受給開始年齢は段階的に引き上げられます。

定額部分の受給開始について
1941年4月2日以後に生まれた男性は
2年ごとに1歳ずつ65歳まで引き上げられ、

報酬比例部分については
1953年4月2日以後に生まれた男性が
2年ごとに1歳ずつ65歳まで引き上げられます。

女性はそれぞれ5年遅れとなります。

1961年4月2日以後に生まれた人は
特別支給の老齢厚生年金を受給することができません。

定額部分 支給開始年齢 報酬比例部分
1941年4月1日以前生まれ 60歳 1953年4月1日以前生まれ
1941年4月2日~1943年4月1日生まれ 61歳 1953年4月2日~1955年4月1日生まれ
1943年4月2日~1945年4月1日生まれ 62歳 1955年4月2日~1957年4月1日生まれ
1945年4月2日~1947年4月1日生まれ 63歳 1957年4月2日~1959年4月1日生まれ
1947年4月2日~1949年4月1日生まれ 64歳 1959年4月2日~1961年4月1日生まれ

老齢厚生年金の経過的加算

65歳からの老齢厚生年金の額が
60~64歳までの特別支給の老齢厚生年金の定額部分より少なくなる場合は、減少分を補うための処置がなされます。

その補足分を経過的加算といいます。

そのため、64歳から65歳になり
通常の老齢基礎年金と老齢厚生年金に移行した後も、受給する年金額に変更はありません。

老齢厚生年金の加給年金と振替加算

加給年金

厚生年金の加入期間が20年以上の加入者に、生計を維持されている65歳未満の配偶者や子がいる場合、加入者本人の老齢厚生年金に加給年金が支給されます。

振替加算

配偶者が65歳になり老齢基礎年金が支給されると、加給年金は終了となります。

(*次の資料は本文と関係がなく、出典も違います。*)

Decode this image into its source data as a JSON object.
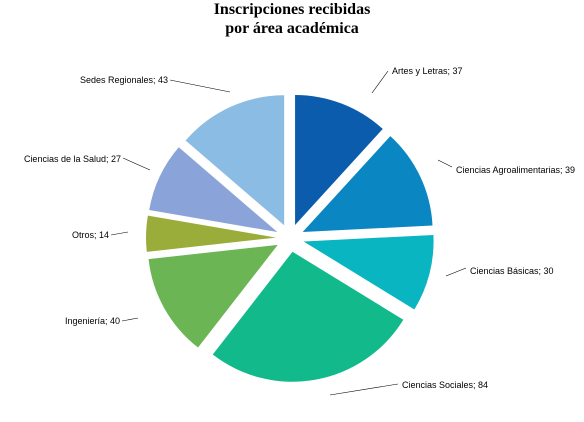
{
  "chart_data": {
    "type": "pie",
    "title_lines": [
      "Inscripciones recibidas",
      "por área académica"
    ],
    "slices": [
      {
        "label": "Artes y Letras; 37",
        "value": 37,
        "color": "#0b5cad"
      },
      {
        "label": "Ciencias Agroalimentarias; 39",
        "value": 39,
        "color": "#0a86c2"
      },
      {
        "label": "Ciencias Básicas; 30",
        "value": 30,
        "color": "#0ab5c2"
      },
      {
        "label": "Ciencias Sociales; 84",
        "value": 84,
        "color": "#12b98a"
      },
      {
        "label": "Ingeniería; 40",
        "value": 40,
        "color": "#6cb555"
      },
      {
        "label": "Otros; 14",
        "value": 14,
        "color": "#9aad3a"
      },
      {
        "label": "Ciencias de la Salud; 27",
        "value": 27,
        "color": "#8aa3d8"
      },
      {
        "label": "Sedes Regionales; 43",
        "value": 43,
        "color": "#8bbce3"
      }
    ]
  }
}
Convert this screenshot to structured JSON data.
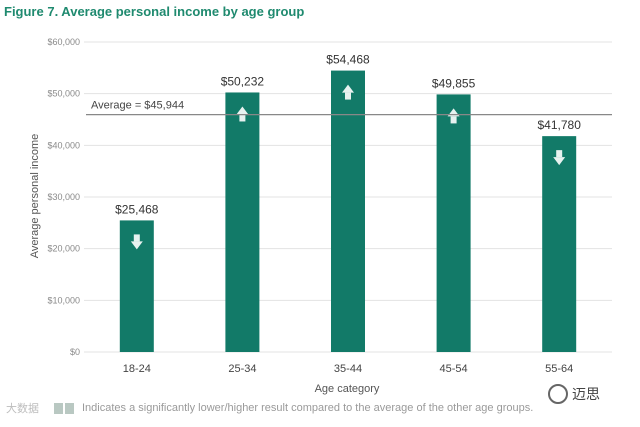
{
  "title": "Figure 7. Average personal income by age group",
  "chart_data": {
    "type": "bar",
    "categories": [
      "18-24",
      "25-34",
      "35-44",
      "45-54",
      "55-64"
    ],
    "values": [
      25468,
      50232,
      54468,
      49855,
      41780
    ],
    "value_labels": [
      "$25,468",
      "$50,232",
      "$54,468",
      "$49,855",
      "$41,780"
    ],
    "indicators": [
      "down",
      "up",
      "up",
      "up",
      "down"
    ],
    "ylim": [
      0,
      60000
    ],
    "yticks": [
      0,
      10000,
      20000,
      30000,
      40000,
      50000,
      60000
    ],
    "ytick_labels": [
      "$0",
      "$10,000",
      "$20,000",
      "$30,000",
      "$40,000",
      "$50,000",
      "$60,000"
    ],
    "xlabel": "Age category",
    "ylabel": "Average personal income",
    "average": 45944,
    "average_label": "Average = $45,944",
    "grid": true,
    "bar_color": "#127a68"
  },
  "footnote": "Indicates a significantly lower/higher result compared to the average of the other age groups.",
  "watermark_left": "大数据",
  "watermark_right": "迈思"
}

その減少分を補うため、配偶者の老齢厚生年金に振替加算が給付されます。

在職老齢年金

在職老齢年金とは、
60歳以降も企業に勤めている人の老齢厚生年金のことです。

年金と給与の合計額に応じて
減額や支給停止が行われます。

被保険者が60歳以上65歳未満の場合

老齢厚生年金の基本月額と
総報酬月額相当額の合計額が、

  • 28万円以下の場合:年金は全額支給される
  • 28万円超の場合:年金の一部(全部)が支給停止となる
被保険者が65歳以上の場合

老齢厚生年金の基本月額と
総報酬月額相当額の合計額が、

  • 47万円以下の場合:年金は全額支給される
  • 47万円超の場合:47万円を超えた部分の1/2が支給停止となる

離婚時の年金分割制度

第1号被保険者(会社員)が
第3号被保険者(扶養者)と離婚する場合、年金を分割できる制度があります。

分割合意

当事者双方の合意がある場合や
裁判所の決定があれば、
分割合意の上限を1/2として年金を分割することが可能です。

2007年(平成19年)4月1日以後の離婚が対象です。

3号分割

3号分割とは、
第3号被保険者が離婚相手に対し、厚生年金の標準報酬を1/2請求できる制度です。夫婦間の合意は不要です。

2008年(平成20年)4月以降の婚姻期間の年金が対象です。